Every one genuinely desirous of change starts from one point of the spectrum or the other. Most genuine agents of change start at the extreme left – fiery, uncompromising, revolutionary-idealist, who want to bring the house down.
But time and experience often mellow most. A richer perspective mould many into different people from whom they were, starting out. The man who worked and walked into the prison will sit down with the oppressor, behind the scene, to negotiate peace for the sake of the future. Every struggle needs a mix of the different elements. Some will stay true to the struggle. Some will sell out. A few will be sacrificed. Some will be fortunate to see the end of the struggle. A few will benefit from the struggle.
There is a battle presently going on to reclaim the soul of Nigeria. There is an on-going contestation between those who want the status quo to remain, there are pragmatists at work in their own way, there are idealists who believe things can work out in a particular way, irrespective of the realities and the odds, and then, there are puritans who insist it has to be their own way or no other way.
Some who were idealists yesterday are pragmatists today. Some who were pragmatists yesterday have become purists or idealists of convenience today. Some who were onlookers yesterday are purists today. Some who were in charge of yesterday are new-age idealists today. We always have a mix of the different elements at every part of the chain, from top to bottom. Knowing and accepting where each stands in the battle is crucial. Knowing the right time and what point to move from one point to the other is critical for the struggle – for the individual, the collective and the nation.
The challenge is that idealists often confuse politics with ethics, whereas it is not. We must recognise that a political party is not a gathering of saints beatified for the purpose of assisting arm-chair activists to achieve their objectives, while they sit in their corners, punching away on keyboards. Politics is about hard contestation for power. Moral sophistry is no substitute for strategic thinking and engagement, which should precipitate action on the part of advocates for change. I do not dismiss the place of ethics or morality but I argue that they must be framed around workable solutions with a pragmatic mind-set. To approach politics at the normative level with a nose-thumping attitude is naïve and unrealistic. We have to understand the system, break down the structure in our mind and strategise on how we can deploy ideas to break it, as a collective. I heard someone say that politics is not about being cool, but about tough choices.” I agree.

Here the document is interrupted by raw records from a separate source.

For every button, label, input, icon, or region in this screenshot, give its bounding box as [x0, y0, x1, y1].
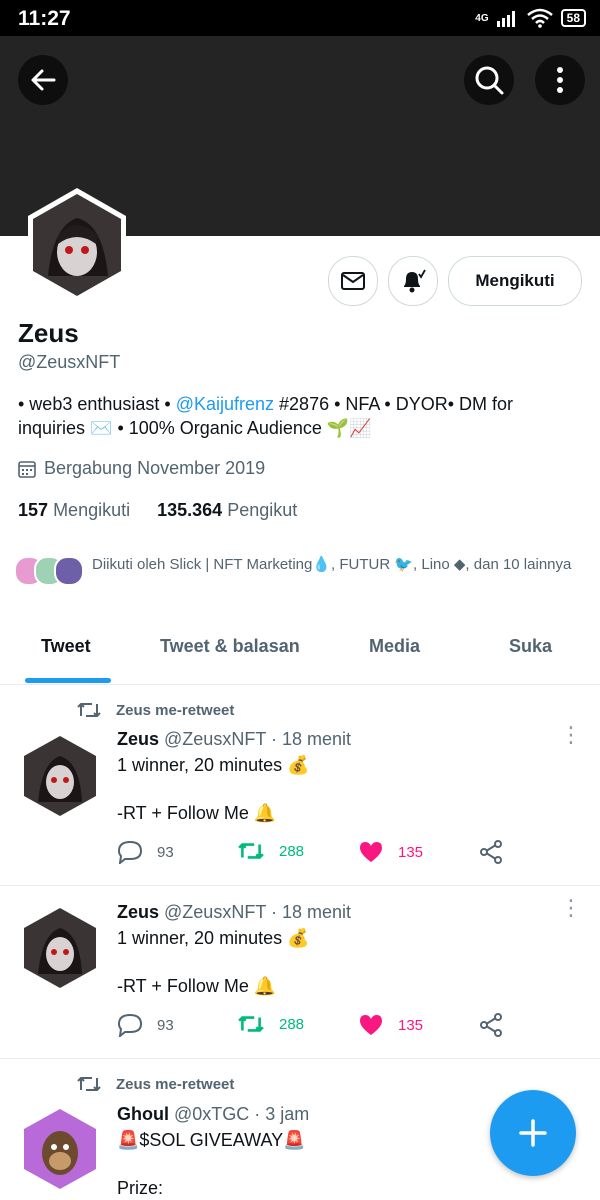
bell-icon — [404, 269, 426, 293]
tweet-author-name[interactable]: Ghoul — [117, 1104, 169, 1124]
status-bar: 11:27 4G 58 — [0, 0, 600, 36]
followers-label: Pengikut — [227, 500, 298, 520]
reply-count: 93 — [157, 1016, 174, 1034]
more-options-button[interactable] — [535, 55, 585, 105]
reply-icon — [117, 1013, 143, 1037]
tweet-text: 1 winner, 20 minutes 💰 -RT + Follow Me 🔔 — [117, 755, 310, 823]
following-stat[interactable]: 157 Mengikuti — [18, 500, 130, 520]
reply-button[interactable]: 93 — [117, 840, 174, 864]
like-button[interactable]: 135 — [358, 840, 423, 864]
tweet-meta: @ZeusxNFT · 18 menit — [164, 902, 352, 922]
compose-tweet-button[interactable] — [490, 1090, 576, 1176]
active-tab-indicator — [25, 678, 111, 683]
tweet-avatar[interactable] — [18, 906, 102, 990]
status-time: 11:27 — [18, 7, 71, 30]
retweet-icon — [77, 1077, 101, 1091]
tweet-header: Zeus @ZeusxNFT · 18 menit — [117, 902, 351, 923]
tweet-header: Zeus @ZeusxNFT · 18 menit — [117, 729, 351, 750]
tweet-header: Ghoul @0xTGC · 3 jam — [117, 1104, 309, 1125]
retweet-icon — [77, 703, 101, 717]
profile-avatar[interactable] — [18, 186, 136, 304]
search-button[interactable] — [464, 55, 514, 105]
like-icon — [360, 842, 382, 862]
tweet-author-name[interactable]: Zeus — [117, 902, 159, 922]
status-icons: 4G 58 — [475, 8, 586, 28]
like-icon — [360, 1015, 382, 1035]
reply-count: 93 — [157, 843, 174, 861]
retweet-count: 288 — [279, 1015, 305, 1033]
retweet-button[interactable]: 288 — [237, 1013, 304, 1035]
tweet-text: 🚨$SOL GIVEAWAY🚨 Prize: — [117, 1130, 306, 1198]
retweet-button[interactable]: 288 — [237, 840, 304, 862]
retweet-context: Zeus me-retweet — [76, 1074, 234, 1094]
retweet-label: Zeus me-retweet — [116, 1075, 235, 1093]
calendar-icon — [18, 460, 36, 478]
joined-label: Bergabung November 2019 — [44, 458, 266, 478]
signal-icon — [496, 11, 515, 27]
tweet-actions: 93 288 135 — [117, 840, 517, 870]
tab-media[interactable]: Media — [369, 636, 420, 657]
tab-tweet[interactable]: Tweet — [41, 636, 91, 657]
joined-date: Bergabung November 2019 — [18, 458, 265, 479]
following-button[interactable]: Mengikuti — [448, 256, 582, 306]
retweet-icon — [238, 1016, 264, 1032]
tweet-actions: 93 288 135 — [117, 1013, 517, 1043]
tweet[interactable]: Zeus @ZeusxNFT · 18 menit ⋮ 1 winner, 20… — [0, 886, 600, 1059]
share-button[interactable] — [479, 1013, 503, 1037]
profile-bio: • web3 enthusiast • @Kaijufrenz #2876 • … — [18, 392, 578, 440]
following-label: Mengikuti — [53, 500, 131, 520]
reply-button[interactable]: 93 — [117, 1013, 174, 1037]
tweet-avatar[interactable] — [18, 734, 102, 818]
retweet-count: 288 — [279, 842, 305, 860]
network-label: 4G — [475, 12, 489, 24]
tweet-text: 1 winner, 20 minutes 💰 -RT + Follow Me 🔔 — [117, 928, 310, 996]
retweet-label: Zeus me-retweet — [116, 701, 235, 719]
battery-indicator: 58 — [560, 9, 586, 27]
tweet-meta: @ZeusxNFT · 18 menit — [164, 729, 352, 749]
follow-stats: 157 Mengikuti 135.364 Pengikut — [18, 500, 297, 521]
tweet-meta: @0xTGC · 3 jam — [174, 1104, 310, 1124]
profile-tabs: Tweet Tweet & balasan Media Suka — [0, 620, 600, 685]
followed-by-row[interactable]: Diikuti oleh Slick | NFT Marketing💧, FUT… — [14, 554, 584, 586]
profile-name: Zeus — [18, 318, 79, 348]
tweet-avatar[interactable] — [18, 1107, 102, 1191]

Bernard Crick reminds us that politics is a messy, mundane, inconclusive and tangled business that cannot be compared to the ‘world-shaking quests’ that afflict the ‘totalitarian intellectual.’ “Politics is not religion, ethics, law, science, history, or economics; it neither solves everything, nor is it present everywhere; and it is not any one political doctrine, such as conservatism, liberalism, socialism, communism, or nationalism, though it can contain elements of most of these things. Politics is politics, to be valued as itself, not because it is ‘like’ or ‘really is’ something else more respectable or peculiar. Politics is politics.”
We must understand that politics is the substructure and governance the superstructure. The sub is the foundation for the super. Politics is not a “grasping for the ideal; but neither is it a freezing of tradition. It is an activity – lively, adaptive, flexible, and conciliatory.” The earlier we understand that, the better. Being a cynic or critic is the easy bit. Seeing the end ahead, understanding the contours of the journey, is the difficult thing.
If indeed the battle is for the soul of the nation and tomorrow, it should inevitably lead one in the direction of pragmatism for 2019.
Concluded.
Olorunfemi works for Hoofbeatdotcom, a Nigerian communications consultancy and publisher of Africa Enterprise.